I don’t fault Mayer for not knowing what her life will be life post-baby, how could she? The best she can do is make educated guesses about what she and her family will need and plan accordingly. But these, then, are still no more than plans.

Also, apparently there are stay-at-home parents who also work at another job while home with their child. For most of us mere mortals, hearing about these people usually prompts feelings of inadequacy coupled with a tinge of either suicidal or homicidal thoughts, depending on which way you swing. But when I had my second daughter, I realized that her temperament was far more suited to getting things accomplished than my first, more “high-needs” child. It occurred to me that if she’d been my only kid I could possibly even be one of those horrid “I Work From Home With My Baby” moms myself, especially if I were less uptight about resorting to playpens and movies than I seem to be.

So every baby is different, ever parent is different. There are just too many variables to generalize. But generalize we do when we decide to hold up one or two high-powered women and make assumptions about what an entire generation needs.

The Times asks, “Is it progress for high-profile women to willingly forgo their right to a maternity leave? Or, by making maternity leave yet another victim of our always-on culture, does it send the message that taking true time off is only for the uncommitted?” I say, who cares.

Looking at the numbers in America, how many of us actually have these kinds of high-profile jobs? Who can say they have very much control over their schedule at work, money for help, or an ability to work from a handheld device with a baby asleep on the breast? To the article’s credit, a short paragraph is devoted to the fact that, “waitresses, nannies and teachers, for instance, can’t send e-mails from their iPhones and call it “working.””

The piece then goes right back to describing different heavy hitter women with lives totally unlike most of ours. Like that of Jane M. Swift, acting governor of Massachusetts in 2001. When Swift gave birth to twin daughters via Caesarean section, she had a short “working maternity leave” at her home. Like Mayer, the governor’s decision was highly scrutinized on both sides. Can you ever imagine us having such a debate over fathers?

Swift tells the Times, “I was surprised we were having these heated debates a decade ago, and I’m surprised we’re still having them today.”

Certainly the discussions get more nuanced as time goes on, but lately it seems to me that the media is almost as obsessed with talk of maternity leave as it is with Paula Dean’s blood-sugar and who won American Idol.

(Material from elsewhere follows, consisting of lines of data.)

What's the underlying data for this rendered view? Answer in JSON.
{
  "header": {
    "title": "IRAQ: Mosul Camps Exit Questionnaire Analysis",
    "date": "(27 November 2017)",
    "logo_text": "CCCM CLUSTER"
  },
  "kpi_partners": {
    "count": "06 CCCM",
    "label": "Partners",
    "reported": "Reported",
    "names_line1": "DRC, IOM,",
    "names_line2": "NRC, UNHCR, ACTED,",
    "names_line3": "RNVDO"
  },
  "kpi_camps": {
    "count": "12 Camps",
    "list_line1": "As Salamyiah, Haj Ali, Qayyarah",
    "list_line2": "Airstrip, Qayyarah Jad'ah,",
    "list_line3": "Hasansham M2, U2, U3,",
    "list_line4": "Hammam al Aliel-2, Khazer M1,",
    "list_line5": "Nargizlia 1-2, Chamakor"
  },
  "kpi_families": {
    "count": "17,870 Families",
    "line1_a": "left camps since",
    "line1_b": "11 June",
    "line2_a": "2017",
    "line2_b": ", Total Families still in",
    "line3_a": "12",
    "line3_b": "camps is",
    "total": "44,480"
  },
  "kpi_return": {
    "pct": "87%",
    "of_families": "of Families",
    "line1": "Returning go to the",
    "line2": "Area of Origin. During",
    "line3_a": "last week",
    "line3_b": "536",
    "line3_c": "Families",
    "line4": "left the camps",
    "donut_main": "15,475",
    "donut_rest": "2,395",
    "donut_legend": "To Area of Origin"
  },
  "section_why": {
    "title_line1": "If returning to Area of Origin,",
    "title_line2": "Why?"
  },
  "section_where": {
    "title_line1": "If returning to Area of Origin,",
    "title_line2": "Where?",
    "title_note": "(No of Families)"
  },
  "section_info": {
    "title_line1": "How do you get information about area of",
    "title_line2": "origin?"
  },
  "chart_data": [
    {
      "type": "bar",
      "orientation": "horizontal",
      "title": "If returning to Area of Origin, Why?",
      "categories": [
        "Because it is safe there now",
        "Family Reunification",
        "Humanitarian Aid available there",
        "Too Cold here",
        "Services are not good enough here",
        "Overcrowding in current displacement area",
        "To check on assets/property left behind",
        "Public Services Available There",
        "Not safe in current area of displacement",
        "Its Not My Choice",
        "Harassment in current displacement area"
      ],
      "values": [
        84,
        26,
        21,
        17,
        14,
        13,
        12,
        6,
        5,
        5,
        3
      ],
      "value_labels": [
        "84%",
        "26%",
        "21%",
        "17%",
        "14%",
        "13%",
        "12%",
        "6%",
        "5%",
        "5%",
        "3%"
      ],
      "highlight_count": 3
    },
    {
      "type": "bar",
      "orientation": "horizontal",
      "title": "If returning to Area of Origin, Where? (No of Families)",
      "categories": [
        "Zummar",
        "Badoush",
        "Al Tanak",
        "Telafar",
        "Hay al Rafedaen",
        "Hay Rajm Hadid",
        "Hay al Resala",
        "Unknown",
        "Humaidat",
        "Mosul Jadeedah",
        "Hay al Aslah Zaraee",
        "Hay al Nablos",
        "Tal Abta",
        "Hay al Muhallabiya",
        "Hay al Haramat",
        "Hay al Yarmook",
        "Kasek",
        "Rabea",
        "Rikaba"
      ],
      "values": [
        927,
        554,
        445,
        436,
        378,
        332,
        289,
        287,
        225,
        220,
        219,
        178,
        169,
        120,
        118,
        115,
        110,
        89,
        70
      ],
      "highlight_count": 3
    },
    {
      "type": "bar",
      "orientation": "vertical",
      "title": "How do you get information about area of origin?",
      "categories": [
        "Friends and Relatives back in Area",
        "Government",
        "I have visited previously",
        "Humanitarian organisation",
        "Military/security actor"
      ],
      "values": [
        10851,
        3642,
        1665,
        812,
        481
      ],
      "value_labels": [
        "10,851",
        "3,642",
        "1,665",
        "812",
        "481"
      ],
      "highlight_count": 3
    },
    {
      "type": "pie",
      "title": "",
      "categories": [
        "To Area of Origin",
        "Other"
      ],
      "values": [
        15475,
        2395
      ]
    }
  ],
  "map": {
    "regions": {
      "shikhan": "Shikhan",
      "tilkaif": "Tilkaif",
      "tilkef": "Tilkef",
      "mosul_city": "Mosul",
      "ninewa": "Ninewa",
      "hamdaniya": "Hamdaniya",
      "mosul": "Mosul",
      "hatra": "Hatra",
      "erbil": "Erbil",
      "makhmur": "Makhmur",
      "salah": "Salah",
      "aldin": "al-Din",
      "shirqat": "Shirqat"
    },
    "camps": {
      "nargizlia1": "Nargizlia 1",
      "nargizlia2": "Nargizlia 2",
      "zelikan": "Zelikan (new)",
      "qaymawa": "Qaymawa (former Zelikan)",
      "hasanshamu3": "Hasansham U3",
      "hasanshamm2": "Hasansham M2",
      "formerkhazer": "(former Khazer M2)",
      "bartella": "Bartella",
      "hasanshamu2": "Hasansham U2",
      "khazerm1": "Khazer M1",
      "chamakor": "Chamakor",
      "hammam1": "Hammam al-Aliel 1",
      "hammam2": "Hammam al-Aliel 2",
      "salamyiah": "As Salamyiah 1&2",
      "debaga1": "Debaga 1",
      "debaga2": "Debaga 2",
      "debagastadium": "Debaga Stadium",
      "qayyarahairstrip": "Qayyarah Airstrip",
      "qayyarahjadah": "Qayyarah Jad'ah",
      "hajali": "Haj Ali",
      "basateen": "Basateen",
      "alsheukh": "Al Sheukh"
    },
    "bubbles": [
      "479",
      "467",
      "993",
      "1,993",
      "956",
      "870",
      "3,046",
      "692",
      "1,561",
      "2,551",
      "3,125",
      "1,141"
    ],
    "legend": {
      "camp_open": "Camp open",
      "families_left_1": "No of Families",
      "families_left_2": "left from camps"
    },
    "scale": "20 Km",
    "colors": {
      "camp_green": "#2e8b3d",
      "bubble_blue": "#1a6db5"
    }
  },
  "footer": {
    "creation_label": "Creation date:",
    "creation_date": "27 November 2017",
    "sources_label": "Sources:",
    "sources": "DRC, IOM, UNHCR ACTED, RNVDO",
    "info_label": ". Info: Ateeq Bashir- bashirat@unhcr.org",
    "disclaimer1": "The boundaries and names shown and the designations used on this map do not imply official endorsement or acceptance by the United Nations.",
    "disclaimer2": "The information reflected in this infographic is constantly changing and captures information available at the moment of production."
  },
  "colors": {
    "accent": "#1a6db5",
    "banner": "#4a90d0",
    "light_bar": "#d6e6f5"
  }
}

I’m not saying that maternity leave isn’t an important issue for the health and happiness of both women, and their families (which makes, well, everyone). But I just wish the discussion were more useful to the majority of us who don’t have full-time nannies, those who can’t simply announce to their staff that the meeting needs to be over by 2 p.m. or their breasts will get too full.

I’ve written about the dismal amount of maternity leave written into the US law compared to other industrialized countries. It seems most nations have already figured out that if you can support families in the process of creating new humans, those humans may turn out to cause fewer problems for that nation in the future. According to MSNBC, Janet Walsh, deputy director of the women's rights division of Human Rights Watch has said, "Despite its enthusiasm about 'family values,' the U.S. is decades behind other countries in ensuring the well-being of working families.”

So “Maternity Pauses” don’t really interest me. I’m holding out for headlines that read: “Factory Workers Demand Three Months Maternity Leave, and Get It!” or  “Cashier with Colicky Baby Told to Take a Little Extra Time…Her Job Will be Waiting When She Returns!”

Until then, I’m hoping the debate about women and work in this country can shift a bit from the personal to the political, from the sensational to the real. With most celebs off on a yacht somewhere and American Idol on break, isn’t this just the perfect time? If not now, then when?